In agriculture, there’s need for an urgent and serious campaign to wean villagers from rain-fed farming which makes us beg for food virtually annually when Lake Malawi and Shire River have fresh water flowing along the entire length of the country from Karonga to Nsanje the whole year round. Why not combine rain-fed and irrigation farming so that we can harvest three to four times as is already happening in the Manthimba Irrigation Scheme in Thyolo?
How I wish the previous regime had controlled borrowing from the domestic market. We would’ve been saving much more than K15 billion annually!
Unfortunately, domestic debts incurred by the previous regime to finance imprudent public spending are 100 percent the burden of yours and mine. Only that as we are struggling to pay, it’s better to realise we are paying a price for the political choice we made in 1994 and 1999. We elected Dr. Bakili Muluzi as President whose government recklessly borrowed from the domestic market, leaving us and our children with a huge debt burden to settle. I hope this should teach Malawians to be more critical in future elections.
But while Mutharika seems to be making enviable strides on the economy, his political performance is a disaster. Media reports portray Mutharika as a person who is desperately using bare hands to prevent political turbulence from destroying his political pillar, DPP. As the Attorney General’s office is trying, through the courts, to save the political careers of MPs who defected to DPP from other parties represented in Parliament, Mutharika himself, has a tough time convincing the MPs and other MPs that his party is anything but quick sand.
Reports indicate that this week he had an audience with some of the defectors who allegedly wanted to go back to the parties that sponsored them before the courts rule on section 65, trying to convince them that they are safe in DPP. As this is happening, the Hon. Joyce Banda has quit DPP as secretary general, former Attorney General Ralph Kasambara and regional governor for the South Samson Msosa have quit the party altogether.

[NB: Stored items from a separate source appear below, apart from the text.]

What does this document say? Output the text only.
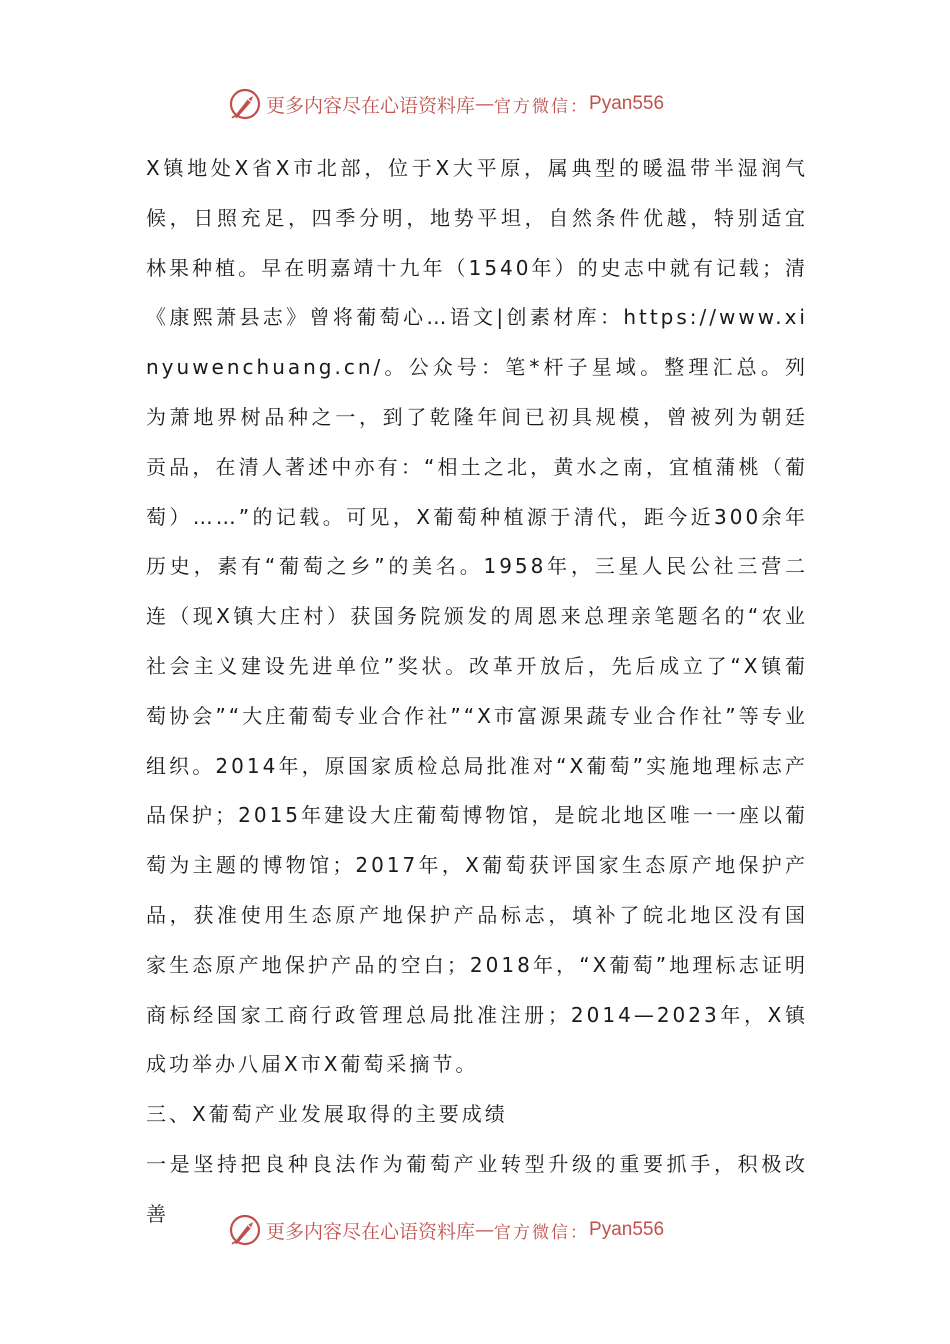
更多内容尽在心语资料库 — 官方微信： Pyan556

X镇地处X省X市北部，位于X大平原，属典型的暖温带半湿润气候，日照充足，四季分明，地势平坦，自然条件优越，特别适宜林果种植。早在明嘉靖十九年（1540年）的史志中就有记载；清《康熙萧县志》曾将葡萄心…语文|创素材库：https://www.xinyuwenchuang.cn/。公众号：笔*杆子星域。整理汇总。列为萧地界树品种之一，到了乾隆年间已初具规模，曾被列为朝廷贡品，在清人著述中亦有：“相土之北，黄水之南，宜植蒲桃（葡萄）……”的记载。可见，X葡萄种植源于清代，距今近300余年历史，素有“葡萄之乡”的美名。1958年，三星人民公社三营二连（现X镇大庄村）获国务院颁发的周恩来总理亲笔题名的“农业社会主义建设先进单位”奖状。改革开放后，先后成立了“X镇葡萄协会”“大庄葡萄专业合作社”“X市富源果蔬专业合作社”等专业组织。2014年，原国家质检总局批准对“X葡萄”实施地理标志产品保护；2015年建设大庄葡萄博物馆，是皖北地区唯一一座以葡萄为主题的博物馆；2017年，X葡萄获评国家生态原产地保护产品，获准使用生态原产地保护产品标志，填补了皖北地区没有国家生态原产地保护产品的空白；2018年，“X葡萄”地理标志证明商标经国家工商行政管理总局批准注册；2014—2023年，X镇成功举办八届X市X葡萄采摘节。

三、X葡萄产业发展取得的主要成绩

一是坚持把良种良法作为葡萄产业转型升级的重要抓手，积极改善

更多内容尽在心语资料库 — 官方微信： Pyan556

Have we seen the last of these resignations? Hard to tell. There is absolutely no basis for optimism, especially considering that DPP is predominantly made of “recycled” politicians who ditched their old parties not so much for the love of Mutharika (there was none in 1999) as it was for the money and opportunities contained in his presidential wallet.

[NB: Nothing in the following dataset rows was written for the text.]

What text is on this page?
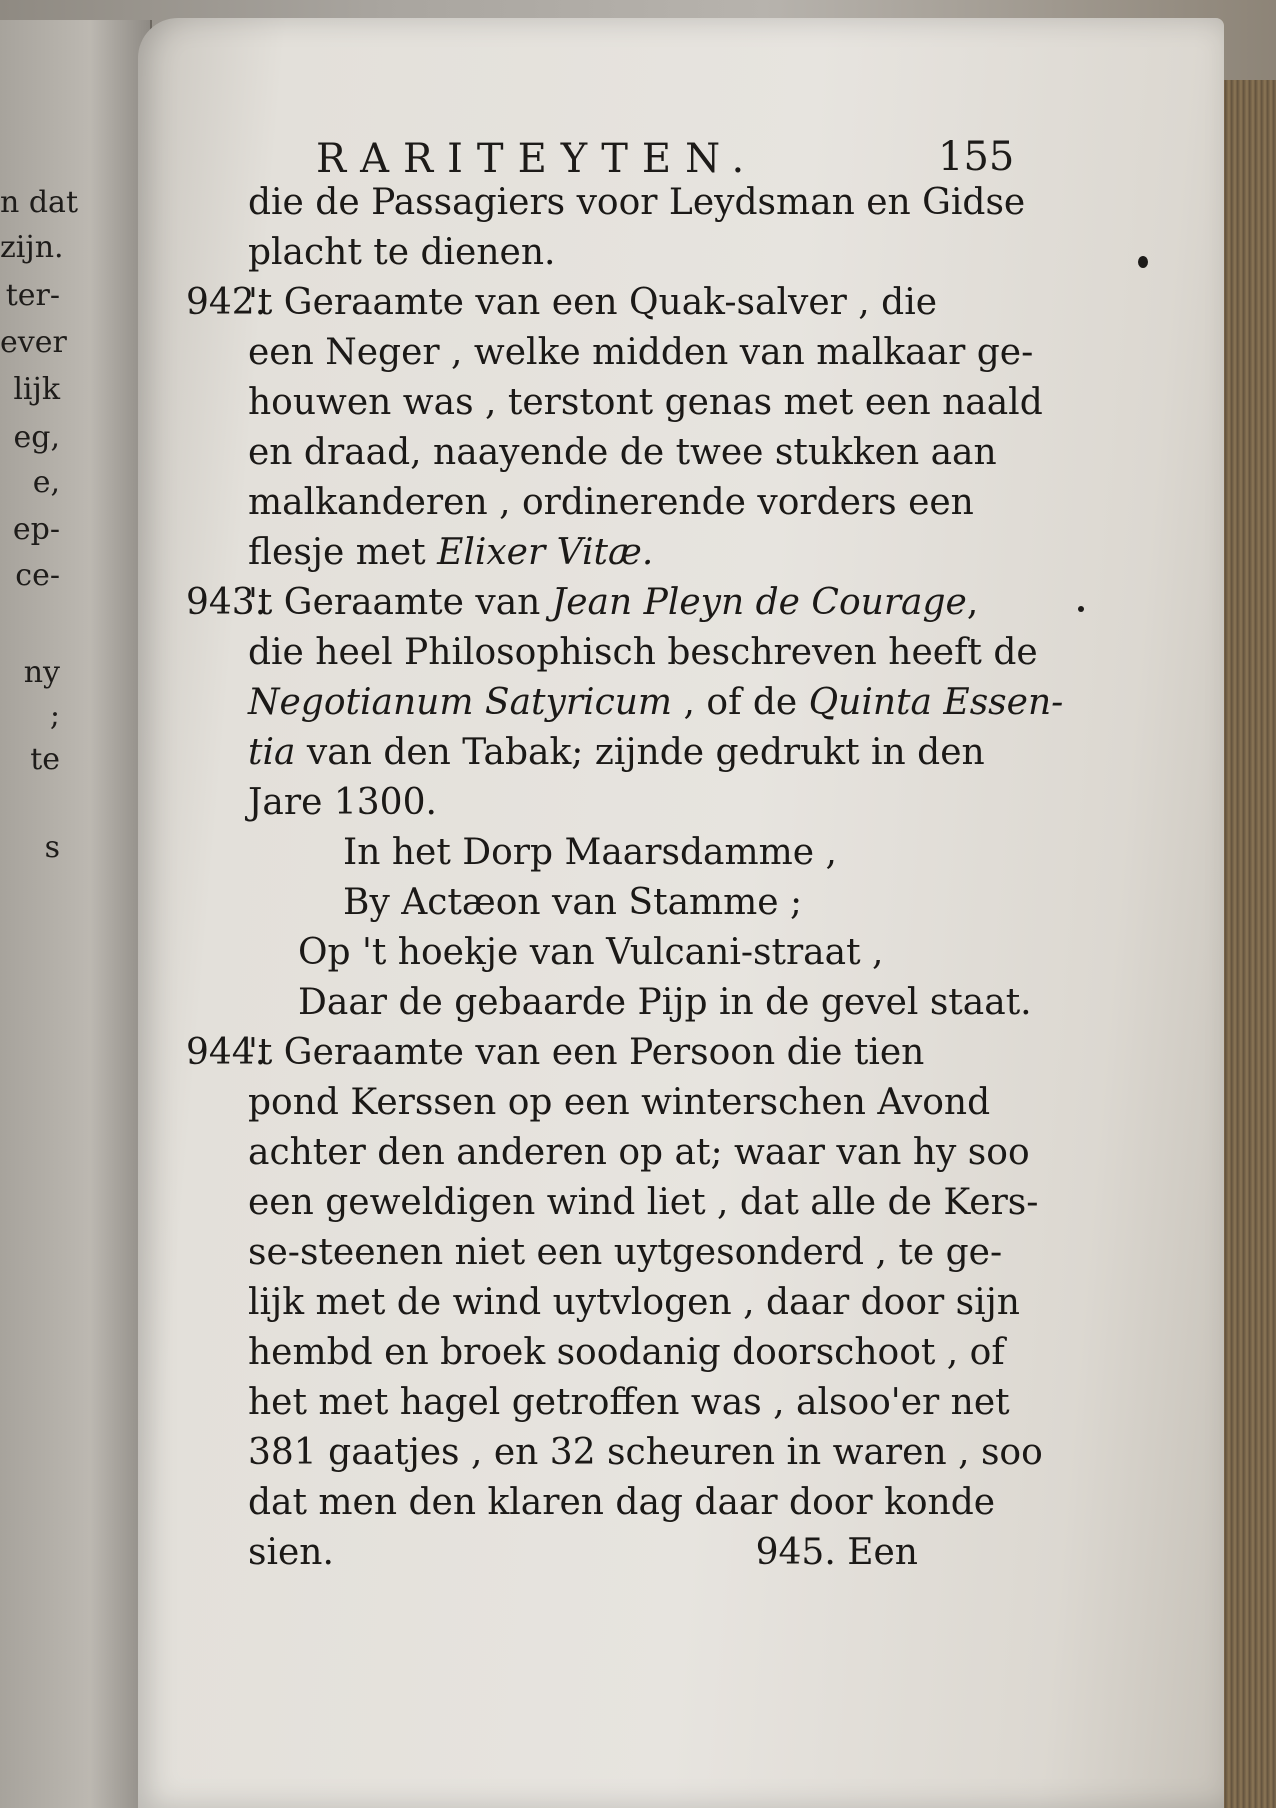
n dat
zijn.
ter-
ever
lijk
eg,
e,
ep-
ce-
ny
;
te
s
RARITEYTEN.	155
die de Passagiers voor Leydsman en Gidse
placht te dienen.
942.
't Geraamte van een Quak-salver , die
een Neger , welke midden van malkaar ge-
houwen was , terstont genas met een naald
en draad, naayende de twee stukken aan
malkanderen , ordinerende vorders een
flesje met Elixer Vitæ.
943.
't Geraamte van Jean Pleyn de Courage,
die heel Philosophisch beschreven heeft de
Negotianum Satyricum , of de Quinta Essen-
tia van den Tabak; zijnde gedrukt in den
Jare 1300.
In het Dorp Maarsdamme ,
By Actæon van Stamme ;
Op 't hoekje van Vulcani-straat ,
Daar de gebaarde Pijp in de gevel staat.
944.
't Geraamte van een Persoon die tien
pond Kerssen op een winterschen Avond
achter den anderen op at; waar van hy soo
een geweldigen wind liet , dat alle de Kers-
se-steenen niet een uytgesonderd , te ge-
lijk met de wind uytvlogen , daar door sijn
hembd en broek soodanig doorschoot , of
het met hagel getroffen was , alsoo'er net
381 gaatjes , en 32 scheuren in waren , soo
dat men den klaren dag daar door konde
sien.	945. Een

Mutharika is likely to be significantly detracted from the business of running government if he has to get involved in patching up holes that easily appear on the walls of his unstable DPP. The question is: is it worth it?
To build DPP, Mutharika had to poach from MCP, UDF and other parties, thereby souring relations with leaders of these parties. They are so bitter that they don’t even attend public functions. Sometimes they vent their wrath on innocent Malawians like Tumalisye Ndovi who has been denied the opportunity to serve as director of the Anti Corruption Bureau for no clear reason.
DPP has also been a cause of strained relations between Mutharika and the civil society. They don’t like the use of vehicles from statutory corporations for carrying DPP supporters to presidential functions. Yet, for all the trouble, DPP still remains too weak numerically in Parliament to enable the Mutharika administration to push important bills on its own.
Am I the only one who sees the folly of depending in Parliament on the goodwill of the same opposition parties the government side poaches from in its desperate efforts to make DPP an effective ruling party?